Other options can include working with municipalities or school districts who are holding onto land. They will often buy land for new buildings far in advance to lock in a good deal knowing they cannot start construction for years. You may be able to used that land until then.
Prepare your members for cuts. If you can’t avoid cuts, then be prepared to handle them. If it means cutting a practice slot each week for teams, let them know EARLY. They may be able to arrange alternative practice space if they have decent notice. Don’t blame the city – you need them as partners now and in the future. Explain that cuts are being made city wide and your soccer program certainly can’t expect to be exempt. Times are tough – people will get it. Blaming the city will only build resentment towards you league. Discourage members from directly contacting city hall and instead ask that the league be allowed to work with the city on make the cuts as palatable as possible. This can payoff for you once things improve.
Actively Explore Grants.

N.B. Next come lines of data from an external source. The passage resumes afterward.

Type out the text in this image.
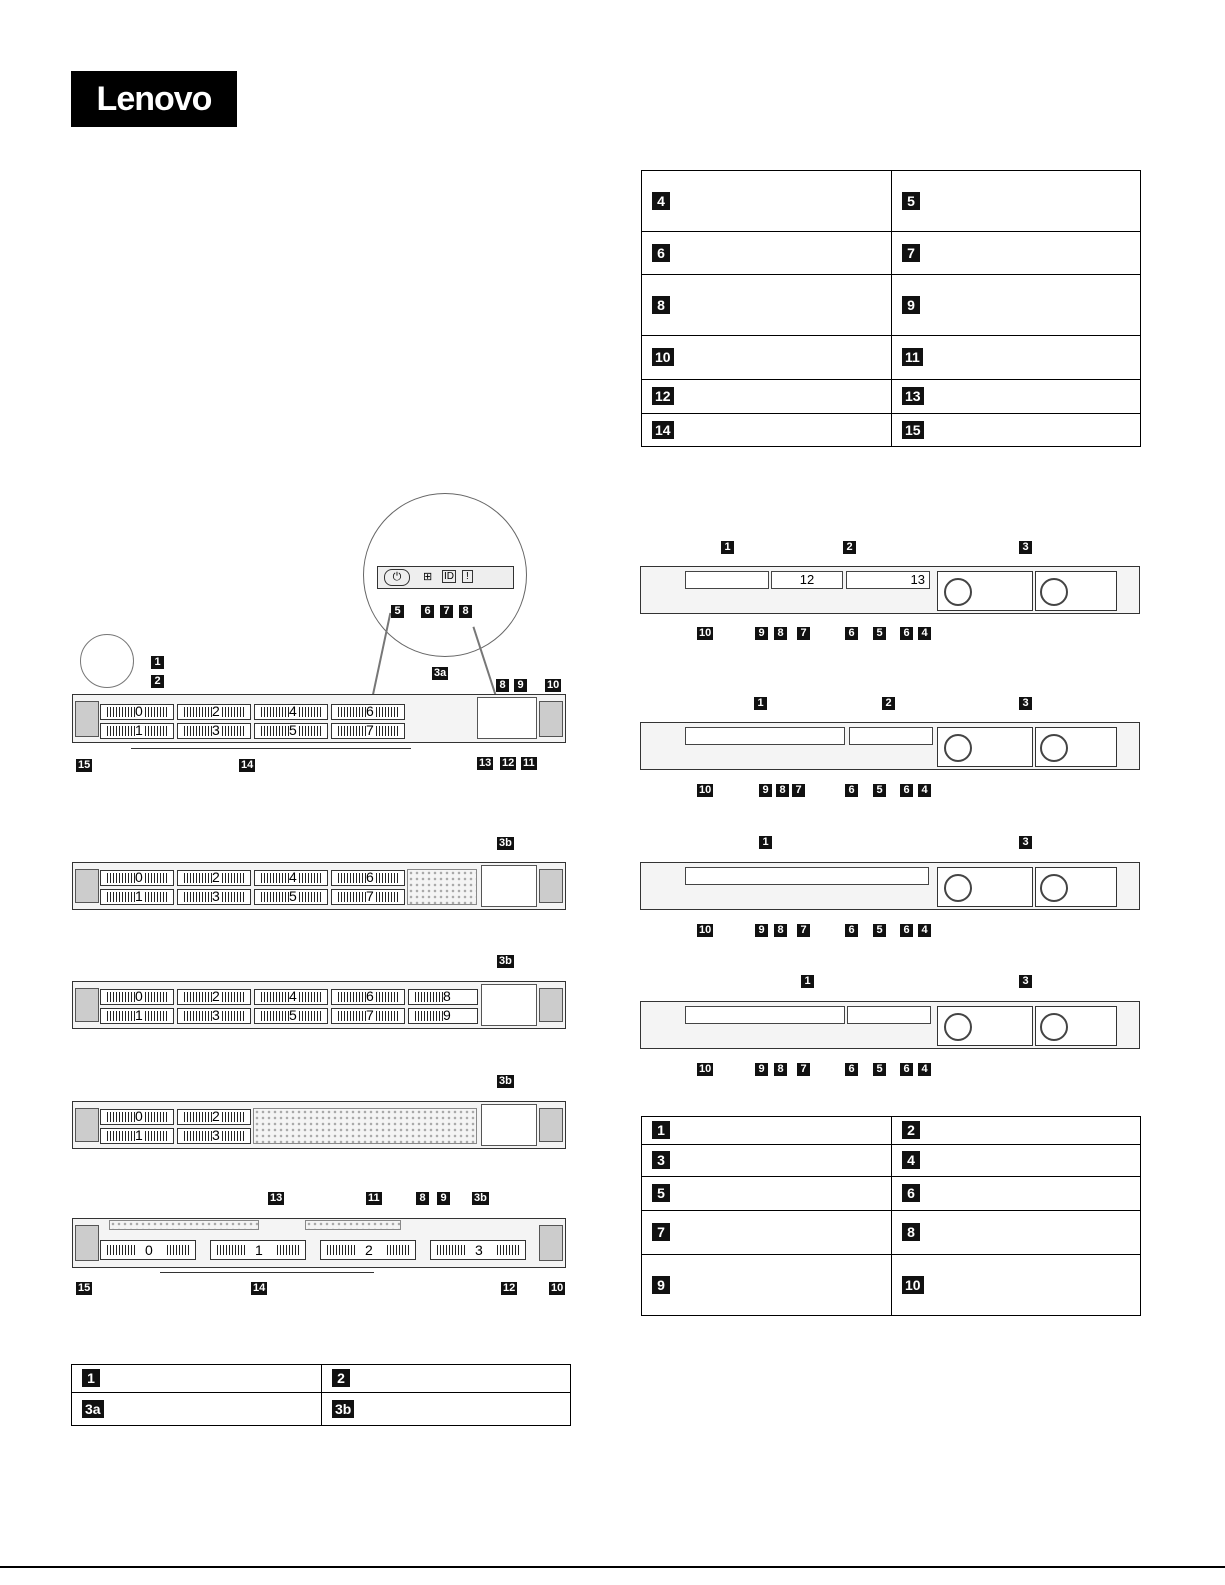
Lenovo
4	5
6	7
8	9
10	11
12	13
14	15
1	2
3a	3b
1	2
3	4
5	6
7	8
9	10
⏻	⊞ ID	!
5	6	7	8
1
2
3a
8	9	10
0	2	4	6
1	3	5	7
15	14	13 12 11
3b
0	2	4	6
1	3	5	7
3b
0	2	4	6	8
1	3	5	7	9
3b
0	2
1	3
13	11	8	9	3b
0	1	2	3
15	14	12	10
1	2	3
12	13
10	9	8	7	6	5	6	4
1	2	3
10	9 8 7	6	5	6	4
1	3
10	9	8	7	6	5	6	4
1	3
10	9	8	7	6	5	6	4
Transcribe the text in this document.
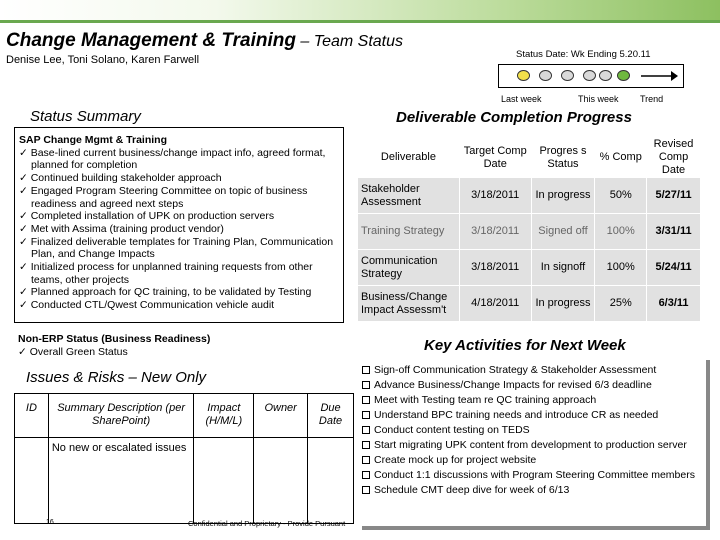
Change Management & Training – Team Status
Denise Lee, Toni Solano, Karen Farwell	Status Date: Wk Ending 5.20.11
Last week	This week Trend
Status Summary	Deliverable Completion Progress
SAP Change Mgmt & Training
✓ Base-lined current business/change impact info, agreed format, planned for completion
✓ Continued building stakeholder approach
✓ Engaged Program Steering Committee on topic of business readiness and agreed next steps
✓ Completed installation of UPK on production servers
✓ Met with Assima (training product vendor)
✓ Finalized deliverable templates for Training Plan, Communication Plan, and Change Impacts
✓ Initialized process for unplanned training requests from other teams, other projects
✓ Planned approach for QC training, to be validated by Testing
✓ Conducted CTL/Qwest Communication vehicle audit
Non-ERP Status (Business Readiness)
✓ Overall Green Status
Deliverable	Target Comp Date	Progres s Status	% Comp	Revised Comp Date
Stakeholder Assessment	3/18/2011	In progress	50%	5/27/11
Training Strategy	3/18/2011	Signed off	100%	3/31/11
Communication Strategy	3/18/2011	In signoff	100%	5/24/11
Business/Change Impact Assessm't	4/18/2011	In progress	25%	6/3/11
Issues & Risks – New Only
ID	Summary Description (per SharePoint)	Impact (H/M/L)	Owner	Due Date
	No new or escalated issues			
16	Confidential and Proprietary - Provide Pursuant
Key Activities for Next Week
Sign-off Communication Strategy & Stakeholder Assessment
Advance Business/Change Impacts for revised 6/3 deadline
Meet with Testing team re QC training approach
Understand BPC training needs and introduce CR as needed
Conduct content testing on TEDS
Start migrating UPK content from development to production server
Create mock up for project website
Conduct 1:1 discussions with Program Steering Committee members
Schedule CMT deep dive for week of 6/13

You should be doing this anyway – but there are grants available to help with field construction or upgrades as part of urban renewal projects. apply for every one you can find. Who knows – you might get one and that will have a huge benefit down the road. Don’t just blindly hand it over to the city though. If you can use it to build renew fields you control – that’s a no brainer. But if you want to apply it to a municipal field, use the timing of the grant to get better terms in your field use agreement with the city. Fair is fair and asking for SOME type of consideration after identifying $$$ to help in their time of need is not uncalled for. It can help reduce the impacts the next time things get rough.
Offer to help even if you get no benefit. This is not some bleeding heart sentiment. But if you happen to be lucky enough to have your own soccer complex and don’t rely on the local municipality, make an investment in the future. Offer to contribute, even a token amount in whatever form you can (financial, sweat equity, etc), to help the city Rec Dept. in these rough times. You never know when you’ll outgrow your space and need more. If the city has or builds a sports complex down the road, the good will generated by your help in tough times can go a long way towards building a better relationship with your municipality. Have a long term vision.
Now there are some risks to many of the suggestions above relating to offers of help. They will tend to become permanent, even when things improve. If your league is saving the Rec Dept ‘X’ thousand dollars a year by helping with field maintenance, when their budget starts to grow again, that’s ‘X’ thousand they can spend elsewhere. Be prepared for this or make clear it’s a temporary agreement. You can even consider a written agreement calling for the support to end once the Rec budget returns to a certain level.
These are extraordinary times. But by being proactive and creative, you can help avoid drastic impacts to your program and probably improve your working relationship with your local municipality.
What type of impact is your league seeing from cuts in municipal budgets. What things have you tried to do to mitigate the impacts and help out? Did they work?